Lucy Kendall lived her life in a strange mixture of carefully calculated moves and impulse decisions. Cracking the skull of the man who molested her sister and attacking her was impulse. Spending half her teenage years drinking and acting out were calculated cries for attention from her narcissistic mother followed by impulsive rages at her lack of concern.
The decade spent working in Child Protective Services before becoming a private investigator taught her two truths. One, CPS failed miserably in protecting children. Two, Lucy was more than willing to do it for them, meting out her brand of dark justice in spite of her own fear of death. But Lucy’s crusade is compromised when a self-proclaimed sociopath offers to help—and leaves her no choice but to accept it.
When eight-year old Kailey Richardson is abducted, it sets off a chain of events linked to Justin Beckett, a suspect in a life-changing case in Lucy’s past. The path she’s chosen since dealing with Beckett has been dark and terrifying—but she has no idea just how deep she will go or where the twisted road will take her.
She’s about to find out.
If you liked Dexter, you’ll love Lucy! The first book in my new thriller series will be available at all vendors on September 15th, but Kindle readers can PRE-ORDER NOW! This means the book will automatically load onto your device at 12:01 a.m. September 15th. How’s that for the early bird getting the worm?
An excerpt from ALL GOOD DEEDS
“The Iceman.” Chris ignored the bait. “That’s your inspiration, right? The mob hit man who lost count at 200 murders. His method was easy and anonymous. He spilled the bad stuff, his mark got angry about it but didn’t do anything about the wet shirt or pants. The goods seeped through his the mark’s skin and twenty to thirty minutes later, into the bloodstream, and the Iceman was long gone. It’s brilliant, really. Great choice, for cold weather anyway, considering the health hazards. I just hope you’re more than a hit man. Woman, excuse me.”
My chest tightened into an iron cast, and my jaw ached from the hard set. If this guy knew the routine, he no doubt had proof. “Seriously, have you ever thought about seeking professional help?”
He ignored me and kept rambling. “Like I said, I’m a paramedic. And I’m observant. I saw you at a scene a few months back. You were standing to the side, in the middle of the onlookers. But something on your face gave you away–to me, at least. Guess I’m good at spotting my own kind.” He rested his chin on his hand and gazed at me with obvious admiration. To anyone else, we probably looked like we were on a first date and still stuck in the awkward getting-to-know-you stage.

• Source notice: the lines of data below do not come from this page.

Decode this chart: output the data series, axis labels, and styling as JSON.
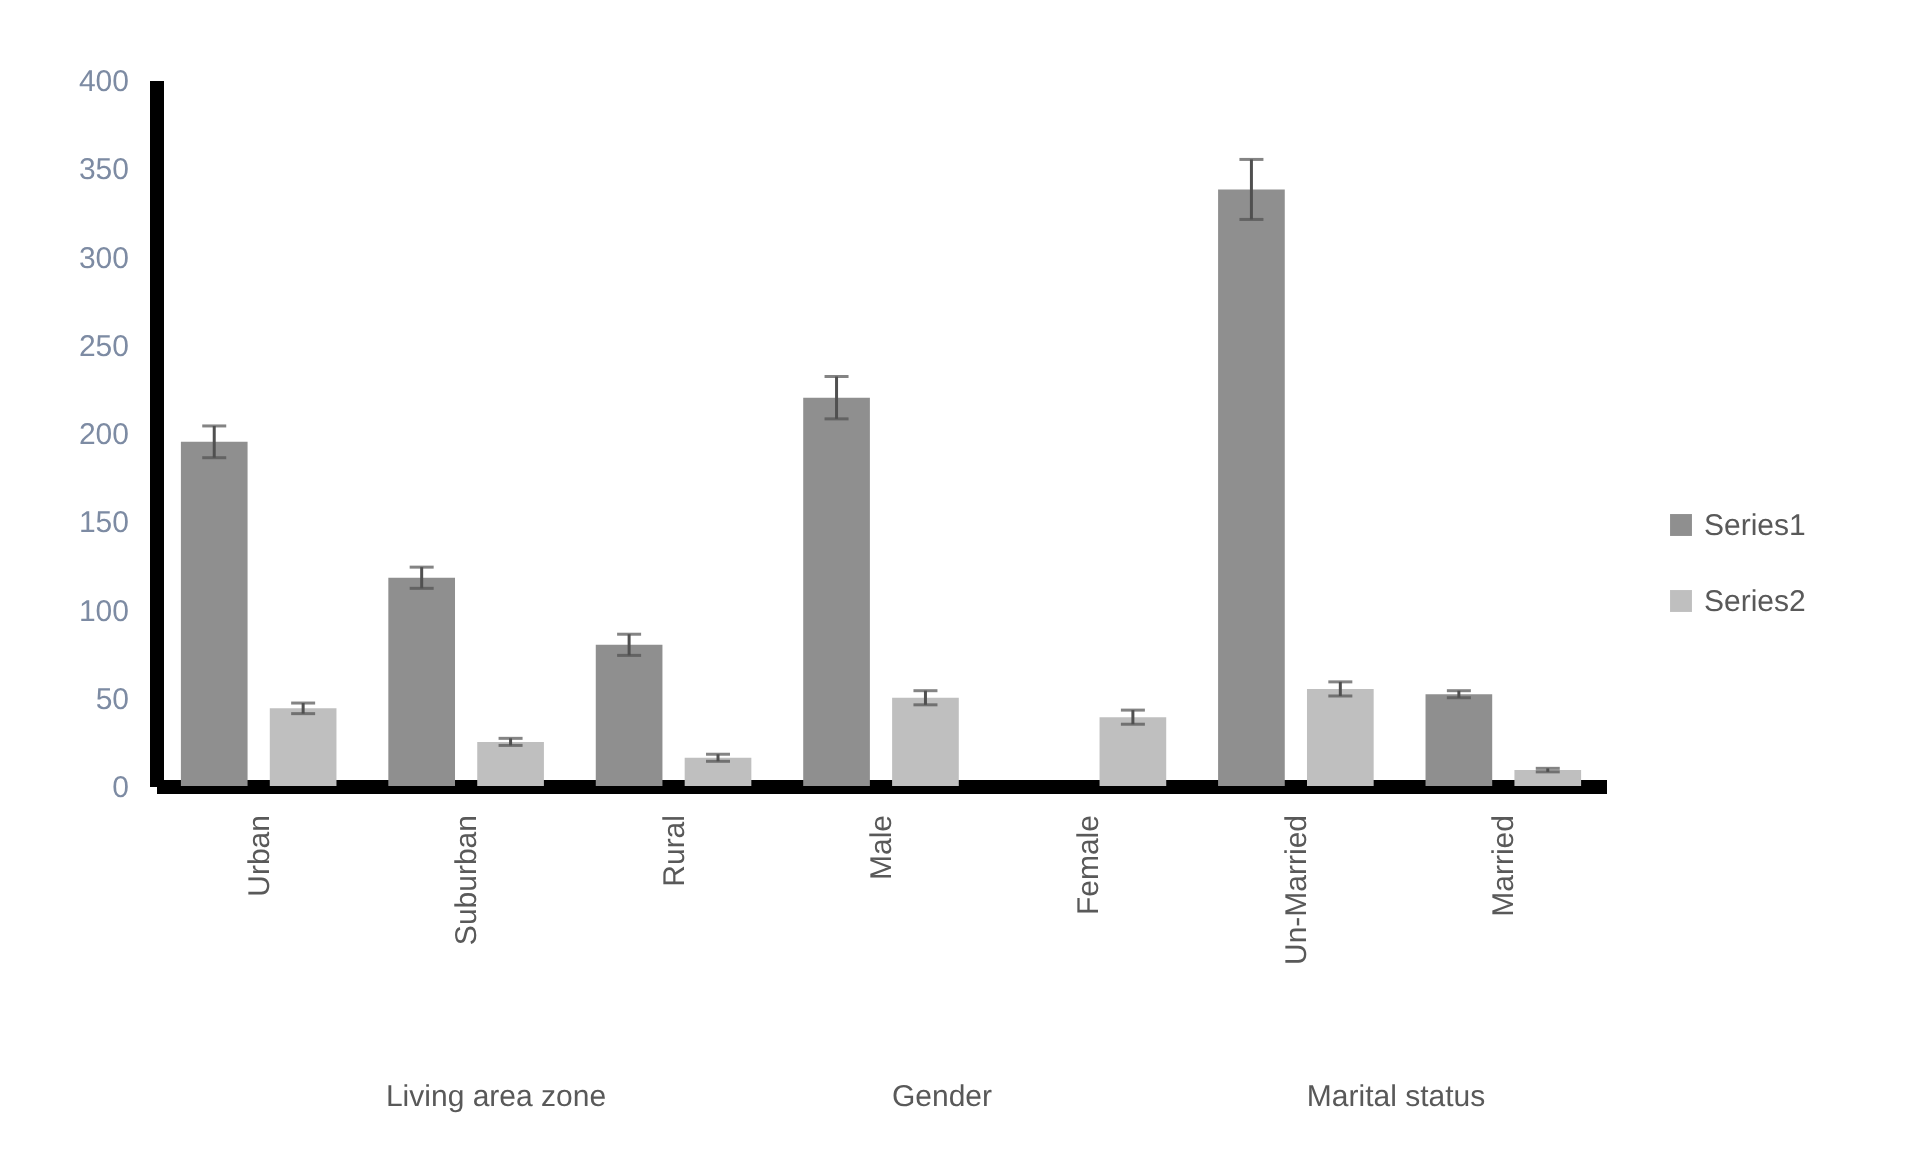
{
  "chart_data": {
    "type": "bar",
    "categories": [
      "Urban",
      "Suburban",
      "Rural",
      "Male",
      "Female",
      "Un-Married",
      "Married"
    ],
    "series": [
      {
        "name": "Series1",
        "color": "#8f8f8f",
        "values": [
          195,
          118,
          80,
          220,
          null,
          338,
          52
        ],
        "errors": [
          9,
          6,
          6,
          12,
          null,
          17,
          2
        ]
      },
      {
        "name": "Series2",
        "color": "#bfbfbf",
        "values": [
          44,
          25,
          16,
          50,
          39,
          55,
          9
        ],
        "errors": [
          3,
          2,
          2,
          4,
          4,
          4,
          1
        ]
      }
    ],
    "ylim": [
      0,
      400
    ],
    "yticks": [
      0,
      50,
      100,
      150,
      200,
      250,
      300,
      350,
      400
    ],
    "legend": "right",
    "annotations": [
      "Living area zone",
      "Gender",
      "Marital status"
    ]
  }
}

“I’m not your kind.” He was nothing like me. I was just sick and tired of seeing a broken justice system routinely fail children who’ve already been treated like disposable playthings. So I did everything I could to balance the creaking scales of justice–the same scales many people want to believe are designed to protect the vulnerable in society. But those scales don’t shield anyone, even our most innocent victims. Their function is to balance the lines of bureaucracy.
Sometimes I have to fill the void.
He probably picked his victims at random and took them somewhere to torture them before finally killing them. If he was actually a serial killer.